Pese a la considerable similaridad respecto del sistema de archivos actual, el sistema de la PDP-7 era en un aspecto remarcablemente diferente: no había rutas de acceso [path names], y cada nombre de archivo para el sistema era un simple nombre (sin "/") tomado relativo al directorio actual. 'Links', en el sentido usual Unix, existían. Junto con un elaborado conjunto de convenciones, ellos eran los principales medios por los cuales la carencia de rutas fue aceptable.

Un 'link' tomaba la forma

   link(dir, file, newname)

donde dir era un archivo de directorio en el directorio actual, file era una entrada existente en ese directorio, y newname el nombre del link, el cual era añadido al directorio actual. Debido a que dir necesitaba estar en el directorio actual, es evidente que la prohibición actual contra links hacia directorios no estaba contemplada; el sistema de archivos Unix de la PDP-7 tenía la forma de un grafo general dirigido.

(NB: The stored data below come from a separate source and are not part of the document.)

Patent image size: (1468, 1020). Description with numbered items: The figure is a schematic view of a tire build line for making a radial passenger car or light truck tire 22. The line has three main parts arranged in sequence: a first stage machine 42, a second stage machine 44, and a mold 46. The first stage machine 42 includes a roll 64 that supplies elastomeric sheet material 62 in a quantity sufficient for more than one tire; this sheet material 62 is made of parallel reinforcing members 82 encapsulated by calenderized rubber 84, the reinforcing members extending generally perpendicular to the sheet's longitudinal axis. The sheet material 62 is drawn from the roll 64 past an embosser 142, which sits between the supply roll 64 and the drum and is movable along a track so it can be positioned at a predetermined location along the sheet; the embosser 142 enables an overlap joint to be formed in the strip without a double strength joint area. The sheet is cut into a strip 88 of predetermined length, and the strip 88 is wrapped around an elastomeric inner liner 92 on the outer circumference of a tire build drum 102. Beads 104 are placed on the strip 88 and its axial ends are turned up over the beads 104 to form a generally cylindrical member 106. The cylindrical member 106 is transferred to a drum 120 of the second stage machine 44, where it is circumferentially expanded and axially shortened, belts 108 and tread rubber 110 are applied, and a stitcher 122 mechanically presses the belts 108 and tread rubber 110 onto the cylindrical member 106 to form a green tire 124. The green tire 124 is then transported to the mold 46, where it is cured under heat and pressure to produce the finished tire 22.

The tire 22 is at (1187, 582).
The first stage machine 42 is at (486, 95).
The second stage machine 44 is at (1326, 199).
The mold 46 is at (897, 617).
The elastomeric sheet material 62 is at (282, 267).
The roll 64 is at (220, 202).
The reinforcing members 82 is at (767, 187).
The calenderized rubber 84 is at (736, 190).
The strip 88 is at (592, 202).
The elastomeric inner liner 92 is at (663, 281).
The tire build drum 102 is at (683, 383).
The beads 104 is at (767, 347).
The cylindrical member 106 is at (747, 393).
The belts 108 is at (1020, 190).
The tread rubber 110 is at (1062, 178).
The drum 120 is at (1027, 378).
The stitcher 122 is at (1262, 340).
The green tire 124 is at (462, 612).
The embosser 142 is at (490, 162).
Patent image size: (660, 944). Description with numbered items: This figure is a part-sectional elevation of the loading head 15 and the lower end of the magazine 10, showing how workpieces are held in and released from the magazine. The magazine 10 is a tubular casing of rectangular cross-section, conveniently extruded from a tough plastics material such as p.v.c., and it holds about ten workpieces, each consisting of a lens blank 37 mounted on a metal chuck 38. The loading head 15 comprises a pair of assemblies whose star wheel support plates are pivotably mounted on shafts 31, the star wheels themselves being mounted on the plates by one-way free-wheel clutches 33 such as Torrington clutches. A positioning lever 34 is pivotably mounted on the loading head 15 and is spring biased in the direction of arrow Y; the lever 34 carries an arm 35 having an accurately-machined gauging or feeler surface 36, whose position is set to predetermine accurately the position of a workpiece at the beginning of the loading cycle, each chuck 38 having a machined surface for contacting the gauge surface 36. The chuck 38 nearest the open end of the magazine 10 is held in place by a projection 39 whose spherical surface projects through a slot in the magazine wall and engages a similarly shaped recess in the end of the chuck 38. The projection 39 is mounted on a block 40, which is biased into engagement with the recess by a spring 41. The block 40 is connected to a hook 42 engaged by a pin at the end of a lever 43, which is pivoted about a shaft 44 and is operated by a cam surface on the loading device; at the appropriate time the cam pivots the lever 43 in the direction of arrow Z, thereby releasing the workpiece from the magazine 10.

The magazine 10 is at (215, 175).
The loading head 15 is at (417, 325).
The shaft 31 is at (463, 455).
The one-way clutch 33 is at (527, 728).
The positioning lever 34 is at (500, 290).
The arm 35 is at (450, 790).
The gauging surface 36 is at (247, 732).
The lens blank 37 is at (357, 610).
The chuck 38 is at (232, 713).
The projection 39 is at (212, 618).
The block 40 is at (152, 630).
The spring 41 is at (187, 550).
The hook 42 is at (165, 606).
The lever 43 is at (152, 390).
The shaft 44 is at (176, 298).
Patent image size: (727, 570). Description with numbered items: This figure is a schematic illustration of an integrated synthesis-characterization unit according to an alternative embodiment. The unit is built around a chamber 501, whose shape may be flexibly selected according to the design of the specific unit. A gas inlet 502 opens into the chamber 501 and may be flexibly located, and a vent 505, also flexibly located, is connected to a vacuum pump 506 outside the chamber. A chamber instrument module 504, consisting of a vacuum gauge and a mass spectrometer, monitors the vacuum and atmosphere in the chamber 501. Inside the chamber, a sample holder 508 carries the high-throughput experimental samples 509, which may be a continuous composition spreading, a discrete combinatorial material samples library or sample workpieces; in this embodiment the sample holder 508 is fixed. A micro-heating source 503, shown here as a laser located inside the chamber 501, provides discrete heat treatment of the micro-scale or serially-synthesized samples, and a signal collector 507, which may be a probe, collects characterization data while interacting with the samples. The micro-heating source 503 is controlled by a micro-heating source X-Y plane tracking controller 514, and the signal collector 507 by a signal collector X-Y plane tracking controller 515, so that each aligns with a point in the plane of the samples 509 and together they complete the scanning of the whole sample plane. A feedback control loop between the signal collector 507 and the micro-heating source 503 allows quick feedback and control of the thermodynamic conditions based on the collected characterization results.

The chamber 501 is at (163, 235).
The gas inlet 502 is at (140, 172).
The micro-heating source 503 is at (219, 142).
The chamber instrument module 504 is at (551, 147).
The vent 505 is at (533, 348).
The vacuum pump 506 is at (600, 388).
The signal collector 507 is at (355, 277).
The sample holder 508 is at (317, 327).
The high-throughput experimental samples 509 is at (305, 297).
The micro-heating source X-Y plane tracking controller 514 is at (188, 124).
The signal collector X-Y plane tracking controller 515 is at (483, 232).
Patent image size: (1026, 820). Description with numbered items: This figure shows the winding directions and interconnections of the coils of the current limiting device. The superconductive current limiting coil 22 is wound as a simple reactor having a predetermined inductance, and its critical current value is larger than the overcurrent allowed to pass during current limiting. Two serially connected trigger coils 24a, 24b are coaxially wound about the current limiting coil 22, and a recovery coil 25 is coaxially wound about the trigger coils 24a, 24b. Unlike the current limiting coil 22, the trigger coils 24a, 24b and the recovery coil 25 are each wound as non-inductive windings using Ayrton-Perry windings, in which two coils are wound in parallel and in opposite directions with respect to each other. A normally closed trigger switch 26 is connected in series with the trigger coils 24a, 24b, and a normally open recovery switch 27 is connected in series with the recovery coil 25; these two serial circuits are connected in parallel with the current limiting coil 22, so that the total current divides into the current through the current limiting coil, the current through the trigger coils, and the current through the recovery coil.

Como no todo usuario necesitaba mantener un link a todos los directorios de interés, existía un directorio llamado dd que contenía entradas para el directorio de cada usuario. Así, para hacer un link a un archivo x en el directorio ken, yo debía hacer

   ln dd ken ken
   ln ken x x
   rm ken

Este esquema volvía a los subdirectorios suficientemente dificiles de utilizar como para que sean, en la práctica, no usados. Otra importante barrera era que no había manera de crear un directorio una vez que el sistema estaba corriendo; todos debían ser generados durante la recreación del sistema de archivos desde la cinta de papel, de modo que los directorios eran en efecto un recurso no renovable.

La convención dd hacía el comando chdir relativamente conveniente. Tomaba múltiples argumentos, y cambiaba el directorio actual a cada uno de los directorios en orden. Así

   chdir dd ken

movería al directorio ken. (Incidentalmente, chdir se escribía ch; no recuerdo el porqué de esa expansión cuando nos movimos a la PDP-11).

El inconveniente más serio de la implementación del sistema de archivos, además de la carencia de nombres de ruta, era la dificultad de cambiar su configuración; como se mencionó, los directorios y los archivos especiales sólo se generaban cuando se recreaba el disco. La instalación de un nuevo dispositivo era un proceso poco menos que doloroso, debido a que el código de los dispositivos estaba esparcido a través de todo el sistema; existían, por ejemplo, varios 'loops' [ciclos] que visitaban cada dispositivo en turno. No es sorprendente también que no existíese la noción de montar un disco removible, porque la máquina tenía solamente un único disco fijo.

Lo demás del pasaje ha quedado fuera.